Na Rússia, o vice-presidente do Conselho de Segurança, Dmitry Medvedev, criticou duramente Washington e afirmou que as negociações com Teerã nunca tiveram a intenção real de chegar a um acordo, classificando a ofensiva como prova disso.
O primeiro-ministro do Líbano, Nawaf Salam, declarou que não permitirá que o país seja arrastado para um conflito regional, em referência indireta ao Hezbollah, apoiado pelo Irã.
A Otan informou, por meio de sua porta-voz, que acompanha de perto os desdobramentos da crise, diante do impacto direto sobre aliados e bases militares na região.
A primeira-ministra do Japão, Sanae Takaichi, afirmou que o governo intensificou a coleta de informações e adotou novas medidas para garantir a segurança de cidadãos japoneses que ainda permanecem nos países afetados.
Na Bélgica, o vice-primeiro-ministro Maxime Prevot afirmou que reuniões de crise já foram realizadas e lamentou o fracasso das tentativas diplomáticas. Já a Indonésia pediu contenção e reforçou a importância do diálogo e do respeito à soberania dos países.
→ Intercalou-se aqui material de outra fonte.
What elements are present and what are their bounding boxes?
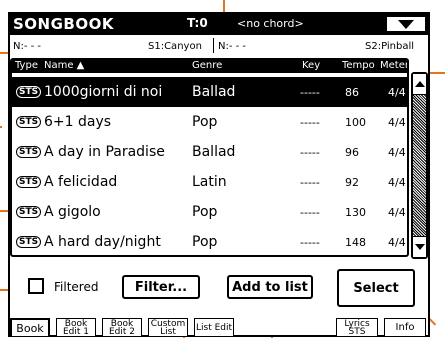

O primeiro-ministro da Austrália, Anthony Albanese, declarou apoio à ação americana para impedir que o Irã obtenha armas nucleares e recomendou que cidadãos australianos evitem viagens a Israel e ao Líbano.
Ao confirmar oficialmente os ataques, Trump afirmou que os EUA irão “arrasar a indústria de mísseis” iraniana e alertou para a possibilidade de baixas entre tropas americanas. Netanyahu, por sua vez, disse que a ofensiva pode abrir caminho para que o povo iraniano “retome o controle do próprio destino”.
O príncipe herdeiro iraniano Reza Pahlavi publicou mensagem nas redes sociais afirmando que a ajuda prometida pelos EUA ao povo do Irã “finalmente chegou” e incentivou manifestações contra o regime da República Islâmica.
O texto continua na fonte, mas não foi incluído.